Lara s'assit et croisa les bras, vexée.
- Bon, il nous reste quatre-vingt dix minutes avant l'éclipse, dit enfin
Indy. Nos employeurs sont entrés à six il y a moins de dix minutes.
En fouillant dans les affaires qu'avaient apportées Indy et Alex, Lara
trouva son Desert Eagle. Elle l'arma bruyamment.
- Alors on les suit ! dit-elle.
Indy acquiesça et ils entrèrent furtivement dans le mausolée.
Le poids des siècles et des légendes semblait écraser les trois aventuriers.
Chacun d'eux était déjà entré des douzaines de fois dans des tombes toutes
plus inquiétantes les unes que les autres. Mais l'atmosphère dans ce temple,
qui allait accueillir l'Assemblée, était différente. Elle n'était pas
effrayante, mais plutôt imposante. Lourde. Des images de malédictions, de
momies, de sacrifices assaillirent l'esprit de Lara. Elle se sentait mal à
l'aise, écrasée par un poids invisible. Ses compagnons ressentaient le même
malaise. Leur moral déclinait au fur et à mesure de leur descente. Car ils
s'étaient mis à descendre. Au bout du couloir principal du mausolée, ils
s'étaient engagés dans des escaliers séculaires qui s'enfonçaient sous
terre. Leurs respirations étaient haletantes. Même Indy semblait très
affecté par l'environnement. Les couloirs devenaient étroits et sinueux. En
plus de leur malaise, les murs de pierre rajoutaient une notion de
claustrophobie. Lara dut puiser dans toutes ses réserves morales et dans
toute sa volonté pour poursuivre. Pour couronner le tout, la température
baissait rapidement. Indy s'arrêta soudain.
- Ca, c'est nouveau ! remarqua-t-il en désignant les murs.
Alex et Lara passèrent leurs torches à l'endroit qu'indiquait leur ami : les
hiéroglyphes s'interrompaient brusquement. Les murs continuaient nus, sans
ornement.
- Chers amis, nous venons de quitter le mausolée de l'Egypte ancienne.
Bienvenue dans l'univers de l'Assemblée... fit Indy.
Lara en frissonna.
- On approche de la conclusion, dit-elle. C'est moi ou il fait beaucoup plus
froid ?
- Tu devrais pas te mettre seins nus, chérie, ricana Alex.
- Imbécile !
Indy les fit taire. D'un geste impérieux, il les fit avancer. Après une
dizaine de minutes de progression angoissante, ils débouchèrent sur une
petite caverne.
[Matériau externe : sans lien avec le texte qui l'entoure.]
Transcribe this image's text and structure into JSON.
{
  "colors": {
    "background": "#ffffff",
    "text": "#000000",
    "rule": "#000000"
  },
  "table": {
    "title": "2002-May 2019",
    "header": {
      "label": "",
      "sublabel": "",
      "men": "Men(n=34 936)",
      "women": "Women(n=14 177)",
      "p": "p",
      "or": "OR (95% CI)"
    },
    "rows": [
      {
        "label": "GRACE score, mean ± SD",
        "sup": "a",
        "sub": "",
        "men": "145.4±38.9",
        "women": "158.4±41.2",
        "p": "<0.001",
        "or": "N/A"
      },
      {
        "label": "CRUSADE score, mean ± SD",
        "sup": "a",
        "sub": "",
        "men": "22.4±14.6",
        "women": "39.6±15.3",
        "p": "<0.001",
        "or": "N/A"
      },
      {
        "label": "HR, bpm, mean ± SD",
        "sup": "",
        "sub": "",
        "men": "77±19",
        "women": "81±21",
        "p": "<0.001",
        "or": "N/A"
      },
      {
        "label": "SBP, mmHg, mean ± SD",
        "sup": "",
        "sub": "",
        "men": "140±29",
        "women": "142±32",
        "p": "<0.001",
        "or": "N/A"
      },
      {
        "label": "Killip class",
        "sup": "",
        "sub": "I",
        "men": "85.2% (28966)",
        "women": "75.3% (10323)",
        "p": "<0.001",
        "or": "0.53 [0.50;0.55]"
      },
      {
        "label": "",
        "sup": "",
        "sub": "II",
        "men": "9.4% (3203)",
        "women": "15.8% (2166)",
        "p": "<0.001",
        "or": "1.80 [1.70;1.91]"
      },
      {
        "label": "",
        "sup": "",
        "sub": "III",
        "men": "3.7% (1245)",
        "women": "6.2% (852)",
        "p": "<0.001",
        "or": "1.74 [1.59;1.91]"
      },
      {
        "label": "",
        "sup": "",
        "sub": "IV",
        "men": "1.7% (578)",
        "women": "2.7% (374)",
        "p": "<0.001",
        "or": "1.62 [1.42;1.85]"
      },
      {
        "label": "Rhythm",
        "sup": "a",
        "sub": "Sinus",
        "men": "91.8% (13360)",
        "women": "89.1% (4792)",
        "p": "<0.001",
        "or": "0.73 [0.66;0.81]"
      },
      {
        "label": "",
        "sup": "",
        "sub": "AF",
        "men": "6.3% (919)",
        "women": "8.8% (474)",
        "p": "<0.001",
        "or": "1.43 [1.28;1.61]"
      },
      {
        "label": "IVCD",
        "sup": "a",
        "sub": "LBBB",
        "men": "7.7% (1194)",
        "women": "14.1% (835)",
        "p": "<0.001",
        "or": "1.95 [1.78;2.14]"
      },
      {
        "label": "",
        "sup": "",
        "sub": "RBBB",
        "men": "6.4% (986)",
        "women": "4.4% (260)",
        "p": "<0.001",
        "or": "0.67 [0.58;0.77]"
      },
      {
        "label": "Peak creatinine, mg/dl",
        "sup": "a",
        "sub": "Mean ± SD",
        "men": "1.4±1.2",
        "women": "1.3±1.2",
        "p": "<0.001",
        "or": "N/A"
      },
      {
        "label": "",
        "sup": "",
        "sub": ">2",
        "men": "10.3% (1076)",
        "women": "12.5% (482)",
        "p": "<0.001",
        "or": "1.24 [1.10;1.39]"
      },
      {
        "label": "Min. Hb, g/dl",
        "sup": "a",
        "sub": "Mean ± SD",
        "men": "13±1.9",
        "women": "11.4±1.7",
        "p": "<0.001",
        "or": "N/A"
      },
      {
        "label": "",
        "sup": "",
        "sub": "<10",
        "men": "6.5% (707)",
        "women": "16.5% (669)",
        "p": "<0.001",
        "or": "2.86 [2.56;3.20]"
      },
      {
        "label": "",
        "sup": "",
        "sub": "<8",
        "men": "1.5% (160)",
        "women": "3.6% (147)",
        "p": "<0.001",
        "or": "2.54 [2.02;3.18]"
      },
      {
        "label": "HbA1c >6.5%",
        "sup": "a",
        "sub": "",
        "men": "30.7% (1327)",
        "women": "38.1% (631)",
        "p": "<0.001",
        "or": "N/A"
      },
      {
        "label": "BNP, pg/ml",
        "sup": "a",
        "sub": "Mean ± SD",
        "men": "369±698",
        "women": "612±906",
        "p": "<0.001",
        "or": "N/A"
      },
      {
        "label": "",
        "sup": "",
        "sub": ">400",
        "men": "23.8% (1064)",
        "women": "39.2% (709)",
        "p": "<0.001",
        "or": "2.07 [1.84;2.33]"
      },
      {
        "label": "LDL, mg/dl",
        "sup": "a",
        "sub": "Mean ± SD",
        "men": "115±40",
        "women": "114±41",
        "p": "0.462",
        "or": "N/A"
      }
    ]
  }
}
Elle était parfaitement quelconque, hormis ses trois sorties
percées côte à côte dans la roche. Chacune de ses ouvertures possédait
au-dessus d'elle un symbole particulier : grec pour la porte de droite,
égyptien pour celle du centre, nordique pour celle de gauche.
- Ca confirme qu'on est au bon endroit, non ? avança Alex.
Soudain, Indy leva les bras au ciel et laissa retomber ses mains sur sa
tête.
- Mon dieu, mais c'est tellement évident ! soupira-t-il. Comment j'ai pu
passer à côté de ça !
- Il a l'air à fond, papy ! fit Alex, en faisant un clin d'oeil à Lara.
- Tu nous expliques ? s'enquit la jeune femme, ignorant l'intervention de
West.
Indy se retourna soudain vers eux, les faisant sursauter.
- Ca devient une habitude, grommela Alex.
- Pourquoi trois criminels s'uniraient-ils dans une telle aventure ? Si on
regarde bien, la fortune de l'un ou de l'autre suffirait à couvrir les
dépenses de l'expédition. Non, s'ils se sont liés, c'est qu'il faut être
trois pour provoquer l'Assemblée ! Si une des peuplades manquent à l'appel,
l'Assemblée n'aura pas lieu ! Trois portes, trois peuplades, trois personnes
nécessaires au minimum ! Comment ne l'ai-je pas compris plus tôt !
- Oui, bon, c'est pas grave, fit Lara. Et puis, ça tombe bien, nous sommes
aussi trois !
- Ce n'est peut-être pas le bon moment pour se séparer.
- On va au même endroit, non ? On finira bien par se rejoindre !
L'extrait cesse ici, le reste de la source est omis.